| Literature DB >> 33489055 |
Lorne D Muir1, Joshua D Woelfle1, Jeffrey Schowinsky2, Breelyn A Wilky2.
Abstract
In this report, we describe a 54-year-old male with cystic retroperitoneal sarcoma extending through the inguinal canal. Patient initially underwent inguinal hernia repair with mesh placement for suspected cord lipoma, after which he developed recurrent loculated retroperitoneal fluid collections refractory to multiple attempts at drain placement and laparotomy. Twenty-nine months after initial surgery, patient was referred to our institution on suspicion of malignancy. Pathology of resections taken during subsequent laparotomy showed foci of malignant cells interspersed throughout reactive proliferations. Follow-up immunohistochemistry confirmed high-grade sarcoma, likely atypical liposarcoma, but was unable to definitively establish subtype. Despite en bloc resection and gemcitabine/docetaxel chemotherapy, local progression continued, and patient was enrolled in clinical trials of doxorubicin with dual immune checkpoint blockade. This case suggests that sarcoma should be considered as a differential diagnosis of retroperitoneal or inguinal mass unresponsive to treatment; and highlights the difficulty of subtyping and managing cystic retroperitoneal sarcoma.Entities:
Keywords: Liposarcoma; genetic sequencing; inguinal hernia; sarcoma
Year: 2020 PMID: 33489055 PMCID: PMC7809524 DOI: 10.1177/2036361320975746
Source DB: PubMed Journal: Rare Tumors ISSN: 2036-3605
Figure 1.Imaging assessments. (a) CT abdomen/pelvis w/o contrast demonstrating hernia. (b) Left sided inguinal fluid collection. (c and d) Right and left sided fluid collection shown in CT abdomen/pelvis with contrast. (e) CT abdomen/pelvis with contrast 13 months after original surgery. (f) CT abdomen/pelvis with contrast 21 months after original surgery. (g) CT abdomen/pelvis with contrast 27 months after original surgery.
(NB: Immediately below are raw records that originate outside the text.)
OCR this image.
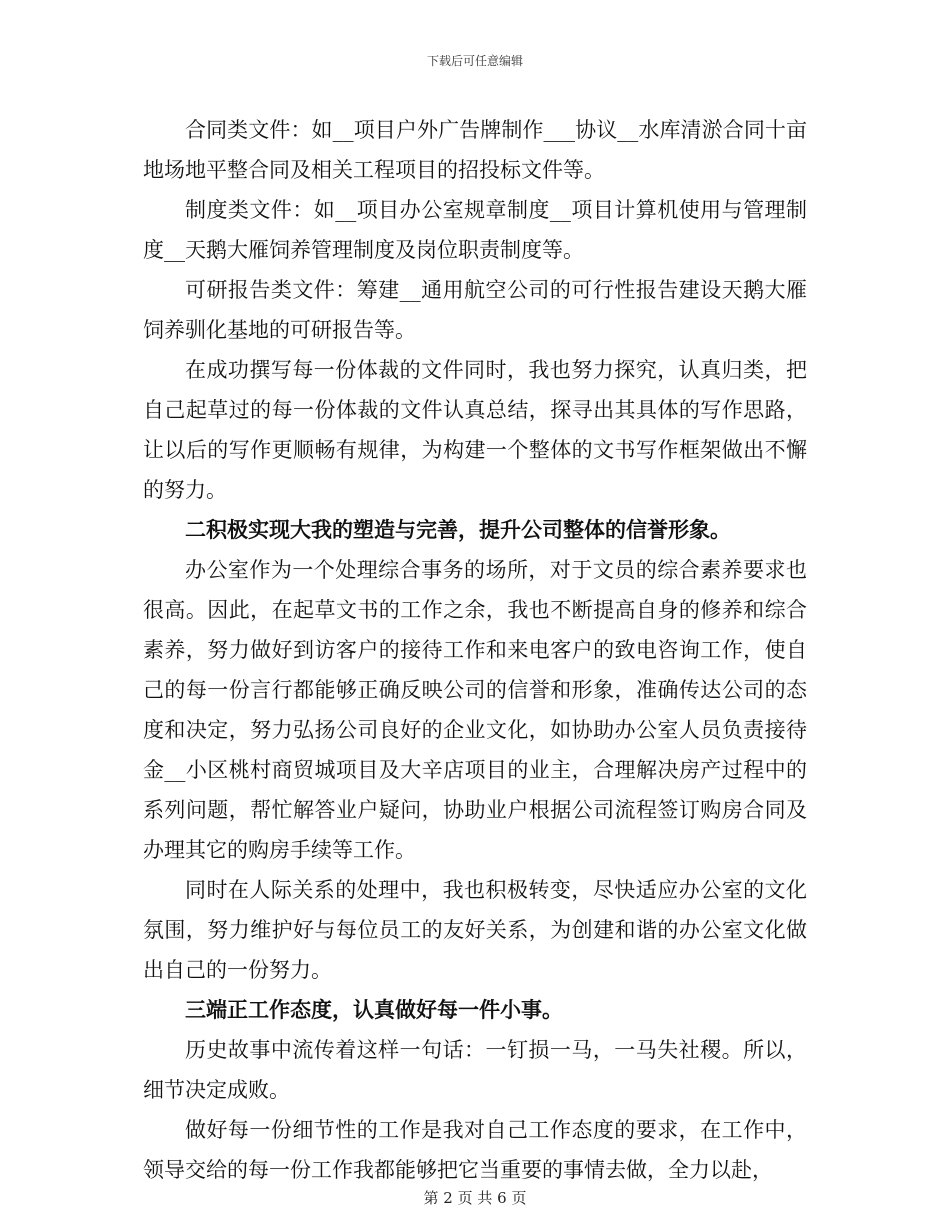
下载后可任意编辑

合同类文件：如__项目户外广告牌制作___协议__水库清淤合同十亩地场地平整合同及相关工程项目的招投标文件等。

制度类文件：如__项目办公室规章制度__项目计算机使用与管理制度__天鹅大雁饲养管理制度及岗位职责制度等。

可研报告类文件：筹建__通用航空公司的可行性报告建设天鹅大雁饲养驯化基地的可研报告等。

在成功撰写每一份体裁的文件同时，我也努力探究，认真归类，把自己起草过的每一份体裁的文件认真总结，探寻出其具体的写作思路，让以后的写作更顺畅有规律，为构建一个整体的文书写作框架做出不懈的努力。

二积极实现大我的塑造与完善，提升公司整体的信誉形象。

办公室作为一个处理综合事务的场所，对于文员的综合素养要求也很高。因此，在起草文书的工作之余，我也不断提高自身的修养和综合素养，努力做好到访客户的接待工作和来电客户的致电咨询工作，使自己的每一份言行都能够正确反映公司的信誉和形象，准确传达公司的态度和决定，努力弘扬公司良好的企业文化，如协助办公室人员负责接待金__小区桃村商贸城项目及大辛店项目的业主，合理解决房产过程中的系列问题，帮忙解答业户疑问，协助业户根据公司流程签订购房合同及办理其它的购房手续等工作。

同时在人际关系的处理中，我也积极转变，尽快适应办公室的文化氛围，努力维护好与每位员工的友好关系，为创建和谐的办公室文化做出自己的一份努力。

三端正工作态度，认真做好每一件小事。

历史故事中流传着这样一句话：一钉损一马，一马失社稷。所以，细节决定成败。

做好每一份细节性的工作是我对自己工作态度的要求，在工作中，领导交给的每一份工作我都能够把它当重要的事情去做，全力以赴，

第 2 页 共 6 页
Figure 2.Immunohistochemistry analysis. (a–c) 100X, 200X, and 400X, respectively of most atypical areas with histologic and IHC results consistent with undifferentiated pleomorphic sarcoma (UPS). Less than 5% of the reviewed tumor looked like UPS. These areas feature scattered large, bizarre, frankly malignant pleomorphic cells, present in a background of moderately atypical spindled to epithelioid sarcoma cells, with some admixed collagen deposition. (d) Besides the areas of UPS (a–c), other areas were also compatible with sarcoma; these areas were often present along the apparent “surfaces” of the tissue, where it presumably bordered cystic spaces. These areas consisted of hypercellular proliferations of mildly to moderately atypical spindle cells with a “streaming” growth pattern. The results of IHC studies of these areas also showed no definite line of differentiation (undifferentiated). These areas accounted for 5–10% of reviewed tumor area. As these areas were usually located along the apparent surfaces of cystic spaces, which were often bloody spaces, they often had admixed hemorrhage and hemosiderin deposition. (e) The majority of the solid tissue within the specimen appeared benign and reactive – as shown in this picture. These areas often consisted of reactive-appearing collagenous fibrosis, with some focal entrapped fat, and with foci of chronic inflammation. (f) Similar to (d), showing the second (spindled) pattern of malignant cells along an apparent surface of a hemorrhagic cystic space. (g) The majority of the solid areas of this specimen showed reactive-appearing collagenous fibrosis, with hemosiderin deposition, with foci of chronic inflammation, and with foci of entrapped fat. (h) Also present within the specimen, admixed with the benign-appearing fibrotic areas and the few areas appearing consistent with sarcoma, were areas of organized hemorrhage/hematoma.